Vittorio Sgarbi difende Marina Abramović nella polemica sul Manifesto per la Barcolana

Il critico d’arte e polemista stupisce tutti e interviene nella polemica dell’estate per difendere il Manifesto di Marina Abramović per la Barcolana. Con un bellissimo testo, realizzato per Artribune su invito di Aldo Premoli, che spiega le origini dell’espressione “Siamo tutti sulla stessa barca”.

Vittorio Sgarbi
Vittorio Sgarbi

La censura è il miele per gli artisti. L’innalza, li fa diventare simboli, li protegge come uno scudo. Proprio perché l’artista non è un politico, anche se fa politica, contrapporsi alle sue proposte è sempre fallimentare. Ne farai un eroe. Certo gli artisti tendono a essere all’opposizione del potere, danno voce a proteste; ma è soltanto una visione miope che riduce le loro astrazioni a contrasti ideologici, su politiche locali o globali. Non credo che sappia molto Marina Abramović della politica italiana, ma quando la società che amministra la meravigliosa Barcolana di Trieste, tra le più grandi regate di immagine del mondo, le chiede di disegnare il Manifesto, l’ammirata artista, in una grafica neo-suprematista, impugna una bandiera bianca (basterebbe questo), con la scritta: “Siamo tutti sulla stessa barca”. Bello. Universale. Vero. Come allegoria della vita umana, e solidarietà verso quelli che l’infelice destino imbarca verso viaggi tempestosi. Gli amici cristiani della Lega vorranno ammettere che il minimo è affermare, per noi che abbiamo la fortuna di non esserci: siamo tutti sulla stessa barca? Come vien loro in mente di dire, della idea universalistica della Abramović: “un Manifesto che fa inorridire, diffuso proprio mentre il Ministro degli Interni Matteo Salvini è impegnato a ripulire il Mediterraneo?

UN MANIFESTO ECUMENICO

Non è contro di lui, e non è contro nessuno il manifesto della Abramović. E non vi è parola più sconcia che “ripulire”. Ripulire da che? Occorre convocare invece le responsabilità di un intero continente per “affrontare insieme le emergenze ambientali e sociali del pianeta”. Gli stessi propositi della Abramović. Con questa polemica (qui gli interventi usciti per Artribune di Luca Beatrice e Aldo Premoli, ndr) il Manifesto della Barcolana è blindato. La politica deve apprezzare i valori umani e cristiani che quel Manifesto evoca, attraverso una formula felicissima. È vero: siamo tutti sulla stessa barca. Andrà forse spiegato che l’immagine è diffusa fin dall’antichità, nel mondo greco come in quello latino. Viene utilizzata da Cicerone, da Livio, da Aristeneto e altri, e se ne trovano diverse varianti, come “essere legati alla stessa macina” o “bere dallo stesso bicchiere”. Quest’ultima ricorre anche nel Vangelo di Matteo (20,22), in cui Gesù domanda se i figli di Zebedeo sarebbero in grado di bere dal suo stesso calice.

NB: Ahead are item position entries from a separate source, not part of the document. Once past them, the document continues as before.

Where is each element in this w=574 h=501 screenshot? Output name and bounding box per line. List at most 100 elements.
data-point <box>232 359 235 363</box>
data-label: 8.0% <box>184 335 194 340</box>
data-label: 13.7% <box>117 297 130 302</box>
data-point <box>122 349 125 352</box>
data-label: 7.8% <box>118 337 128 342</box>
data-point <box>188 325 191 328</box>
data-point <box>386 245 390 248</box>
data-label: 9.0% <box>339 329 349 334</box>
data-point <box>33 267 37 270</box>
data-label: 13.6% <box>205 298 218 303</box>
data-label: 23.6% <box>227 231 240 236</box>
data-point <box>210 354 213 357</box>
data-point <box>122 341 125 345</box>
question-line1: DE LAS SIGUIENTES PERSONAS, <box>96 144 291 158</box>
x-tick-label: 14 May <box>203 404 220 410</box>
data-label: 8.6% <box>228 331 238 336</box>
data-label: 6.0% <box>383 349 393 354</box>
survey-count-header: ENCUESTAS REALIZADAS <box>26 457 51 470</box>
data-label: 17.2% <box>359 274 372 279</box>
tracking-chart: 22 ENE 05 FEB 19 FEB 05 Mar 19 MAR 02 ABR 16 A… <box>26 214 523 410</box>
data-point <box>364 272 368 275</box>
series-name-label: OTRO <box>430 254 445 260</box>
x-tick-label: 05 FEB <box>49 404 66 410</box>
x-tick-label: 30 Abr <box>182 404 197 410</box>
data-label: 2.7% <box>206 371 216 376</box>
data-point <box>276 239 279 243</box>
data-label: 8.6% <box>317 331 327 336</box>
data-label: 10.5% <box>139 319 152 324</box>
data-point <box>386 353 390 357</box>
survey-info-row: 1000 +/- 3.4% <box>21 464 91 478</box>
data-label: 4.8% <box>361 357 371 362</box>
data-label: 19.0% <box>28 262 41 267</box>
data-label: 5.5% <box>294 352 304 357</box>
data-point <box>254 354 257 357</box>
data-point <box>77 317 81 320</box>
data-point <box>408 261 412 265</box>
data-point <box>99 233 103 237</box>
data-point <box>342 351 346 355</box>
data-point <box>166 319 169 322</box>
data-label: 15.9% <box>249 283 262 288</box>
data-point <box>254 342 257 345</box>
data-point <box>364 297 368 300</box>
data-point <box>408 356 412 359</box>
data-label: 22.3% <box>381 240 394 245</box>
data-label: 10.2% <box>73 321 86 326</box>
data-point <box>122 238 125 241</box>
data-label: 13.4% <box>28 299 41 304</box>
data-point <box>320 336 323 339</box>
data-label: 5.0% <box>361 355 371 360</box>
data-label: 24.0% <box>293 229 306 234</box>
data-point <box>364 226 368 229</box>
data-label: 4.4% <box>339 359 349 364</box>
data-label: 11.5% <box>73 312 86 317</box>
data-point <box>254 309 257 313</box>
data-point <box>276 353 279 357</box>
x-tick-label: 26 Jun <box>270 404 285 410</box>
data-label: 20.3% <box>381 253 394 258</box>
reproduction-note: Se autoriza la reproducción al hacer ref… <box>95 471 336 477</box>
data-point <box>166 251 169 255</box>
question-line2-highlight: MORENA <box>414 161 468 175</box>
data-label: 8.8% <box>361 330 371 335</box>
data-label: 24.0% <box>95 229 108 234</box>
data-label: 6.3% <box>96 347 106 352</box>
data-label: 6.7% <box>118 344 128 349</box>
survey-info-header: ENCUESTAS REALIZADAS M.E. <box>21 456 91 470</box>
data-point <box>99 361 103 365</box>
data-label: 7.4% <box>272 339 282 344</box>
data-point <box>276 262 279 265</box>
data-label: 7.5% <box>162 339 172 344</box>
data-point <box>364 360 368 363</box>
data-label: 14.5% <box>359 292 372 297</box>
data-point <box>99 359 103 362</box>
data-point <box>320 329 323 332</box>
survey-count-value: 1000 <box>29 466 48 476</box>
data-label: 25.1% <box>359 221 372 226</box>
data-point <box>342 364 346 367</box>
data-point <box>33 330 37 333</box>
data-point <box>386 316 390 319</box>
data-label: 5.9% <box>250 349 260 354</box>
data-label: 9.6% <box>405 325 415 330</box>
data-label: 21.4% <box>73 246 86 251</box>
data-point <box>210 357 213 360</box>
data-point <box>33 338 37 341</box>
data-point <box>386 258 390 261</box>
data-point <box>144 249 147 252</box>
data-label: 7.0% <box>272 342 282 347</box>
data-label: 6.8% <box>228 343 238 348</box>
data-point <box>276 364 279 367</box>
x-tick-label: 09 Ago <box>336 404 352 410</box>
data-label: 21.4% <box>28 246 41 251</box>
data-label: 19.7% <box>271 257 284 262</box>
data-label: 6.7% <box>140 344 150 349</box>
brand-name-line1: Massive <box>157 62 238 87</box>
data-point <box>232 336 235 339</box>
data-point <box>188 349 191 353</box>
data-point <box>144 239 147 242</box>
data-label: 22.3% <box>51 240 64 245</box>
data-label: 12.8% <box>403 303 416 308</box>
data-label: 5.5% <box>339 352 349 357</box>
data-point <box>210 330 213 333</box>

Marina Abramović, We're all in the same boat, manifesto per Barcolana50, dettaglio
Marina Abramović, We’re all in the same boat, manifesto per Barcolana50, dettaglio

SIAMO TUTTI NELLA STESSA BARCA, DA CHE MONDO È MONDO

Una formula bellissima, intelligentemente adottata dalla Abramović, e adattata alla festosa Barcolana, una esperienza di mare che è all’opposto delle dolorose traversate dei profughi, solo apparentemente nelle stesse condizioni. La Barcolana ha così intercettato valori universali, innalzandosi.
L’Arte è intoccabile. La censura crea inutilmente martiri e vittime. Già a Padova, si equivocò l’“Italia crocefissa” di Gaetano Pesce. Non era una idea blasfema, ma una reazione ai mali dell’Italia, dalla mafia ai cattivi governi. Una metafora, quindi. Ora, un politico locale, con inutile interferenza, parla della idea della Abramović come “inaccettabile e di pessimo gusto, una propaganda immorale“, inventandosi, per quello che è addirittura un proverbio sulla uguaglianza degli uomini (siamo tutti sulla stessa barca) che si tratti di “uno slogan sovietico e un’immagine da Corea del Nord”. Falso. Oltre che ingiusto. Anche se fosse un “invito a solidarizzare con gli immigrati”, la solidarietà è sempre un valore cui è insensato andare contro “a testa bassa”. Non c’è più grave errore che buttarla in politica, ed è l’ultima cosa che un cristiano, che vota Lega, deve fare.